6. Si l'EARL Les Noëls conteste enfin le nombre d'unités de travail annuel retenu par le préfet de la région Bretagne pour calculer le ratio " indicateur de dimension économique / unités de travail annuel ", la valeur de 1,7 qui a été retenue correspond aux données communiquées par l'EARL dans sa demande, à savoir un temps de travail de 7 heures par jour pour M. A, et de 5 heures par jour pour Mme A. Par suite, l'EARL requérante n'est pas fondée à soutenir que l'arrêté litigieux est entaché d'une erreur de fait sur ce point.

7. Il résulte de ce qui précède que l'EARL Les Noëls n'est pas fondée à demander l'annulation de l'arrêté 15 mars 2021 par lequel le préfet de la région Bretagne a rejeté sa demande d'autorisation d'exploiter des terres à Plaine-Haute.

Sur les conclusions à fin d'injonction :

8. Le rejet des conclusions à fin d'annulation de la requête n'appelant aucune mesure d'exécution, il y a lieu de rejeter les conclusions à fin d'injonction présentées par l'EARL Les Noëls.

Sur les frais liés au litige :

9. En vertu des dispositions de l'article L. 761-1 du code de justice administrative, le tribunal ne peut pas faire bénéficier la partie tenue aux dépens ou la partie perdante du paiement par l'autre partie des frais qu'elle a exposés à l'occasion du litige soumis au juge.

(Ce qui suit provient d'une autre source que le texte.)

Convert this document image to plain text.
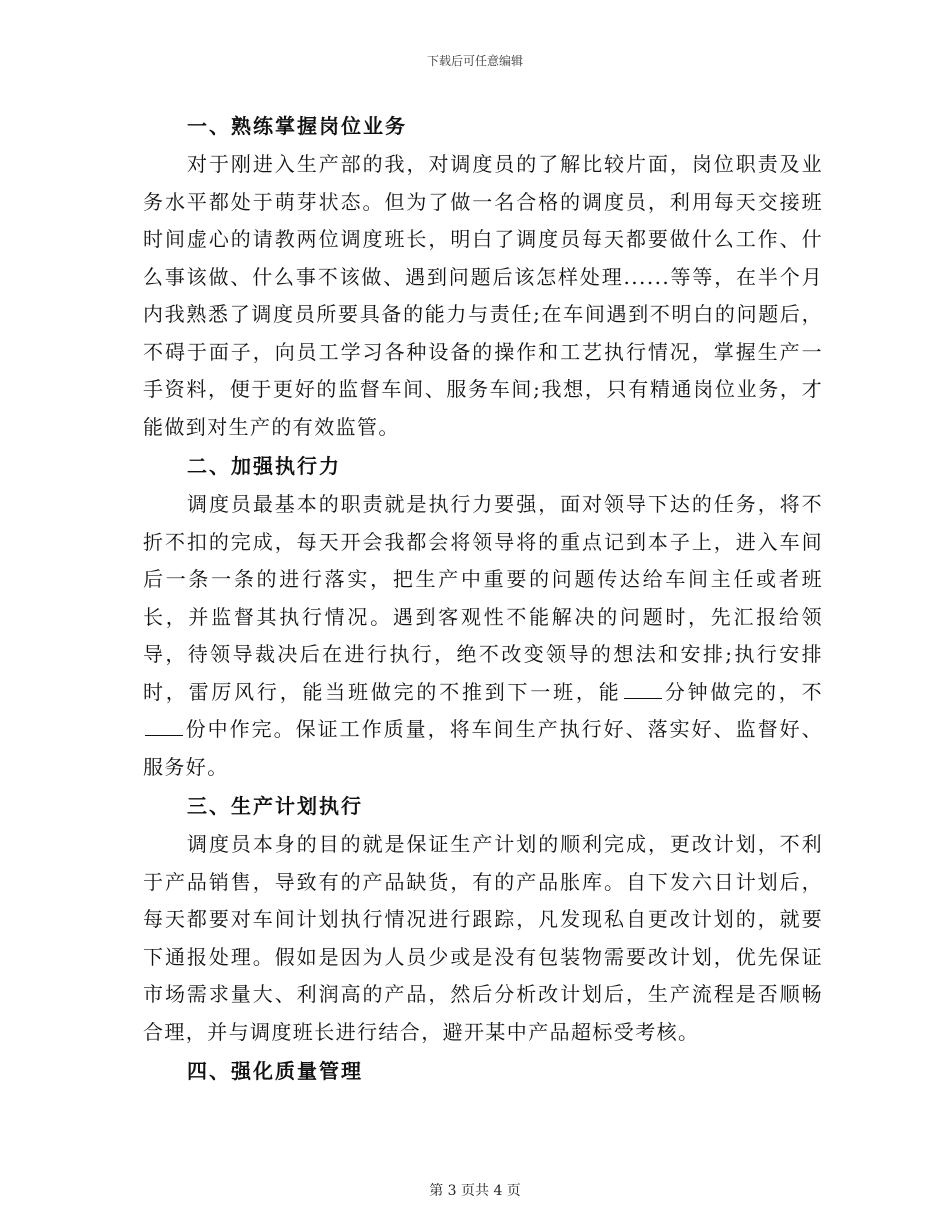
下载后可任意编辑
一、熟练掌握岗位业务

对于刚进入生产部的我，对调度员的了解比较片面，岗位职责及业务水平都处于萌芽状态。但为了做一名合格的调度员，利用每天交接班时间虚心的请教两位调度班长，明白了调度员每天都要做什么工作、什么事该做、什么事不该做、遇到问题后该怎样处理......等等，在半个月内我熟悉了调度员所要具备的能力与责任;在车间遇到不明白的问题后，不碍于面子，向员工学习各种设备的操作和工艺执行情况，掌握生产一手资料，便于更好的监督车间、服务车间;我想，只有精通岗位业务，才能做到对生产的有效监管。

二、加强执行力

调度员最基本的职责就是执行力要强，面对领导下达的任务，将不折不扣的完成，每天开会我都会将领导将的重点记到本子上，进入车间后一条一条的进行落实，把生产中重要的问题传达给车间主任或者班长，并监督其执行情况。遇到客观性不能解决的问题时，先汇报给领导，待领导裁决后在进行执行，绝不改变领导的想法和安排;执行安排时，雷厉风行，能当班做完的不推到下一班，能 分钟做完的，不份中作完。保证工作质量，将车间生产执行好、落实好、监督好、服务好。

三、生产计划执行

调度员本身的目的就是保证生产计划的顺利完成，更改计划，不利于产品销售，导致有的产品缺货，有的产品胀库。自下发六日计划后，每天都要对车间计划执行情况进行跟踪，凡发现私自更改计划的，就要下通报处理。假如是因为人员少或是没有包装物需要改计划，优先保证市场需求量大、利润高的产品，然后分析改计划后，生产流程是否顺畅合理，并与调度班长进行结合，避开某中产品超标受考核。

四、强化质量管理
第 3 页共 4 页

Les conclusions présentées à ce titre par l'EARL Les Noëls doivent, dès lors, être rejetées. Il en va de même de la demande présentée au titre des dépens, dont l'EARL requérante ne justifie d'ailleurs pas.

10. Dans les circonstances de l'espèce, il y a lieu de mettre à la charge de l'EARL Les Noëls le versement d'une somme de 1 500 euros à l'EARL de Bel Air au titre de l'article L. 761-1 du code de justice administrative.

DÉCIDE:

Article 1er : La requête de l'EARL Les Noëls est rejetée.

Article 2 : L'EARL Les Noëls versera à l'EARL de Bel Air la somme de 1 500 euros au titre de l'article L. 761-1 du code de justice administrative.

Article 3 : Le présent jugement sera notifié à l'EARL Les Noëls, à l'EARL de Bel Air et au ministre de l'agriculture et de la souveraineté alimentaire

Copie du présent jugement sera adressée au préfet de la région Bretagne.

Délibéré après l'audience du 30 mai 2023 à laquelle siégeaient :

M. Gosselin, président,

Mme Gourmelon première conseillère,

Mme Le Berre, conseillère.

Rendu public par mise à disposition au greffe le 12 juin 2023.

La rapporteure,

signé

V. GourmelonLe président,

signé

O. Gosselin

La greffière,

signé

E. Douillard

La République mande et ordonne au ministre de l'agriculture et de la souveraineté alimentaire en ce qui le concerne ou à tous commissaires de justice à ce requis en ce qui concerne les voies de droit commun contre les parties privées, de pourvoir à l'exécution de la présente décision.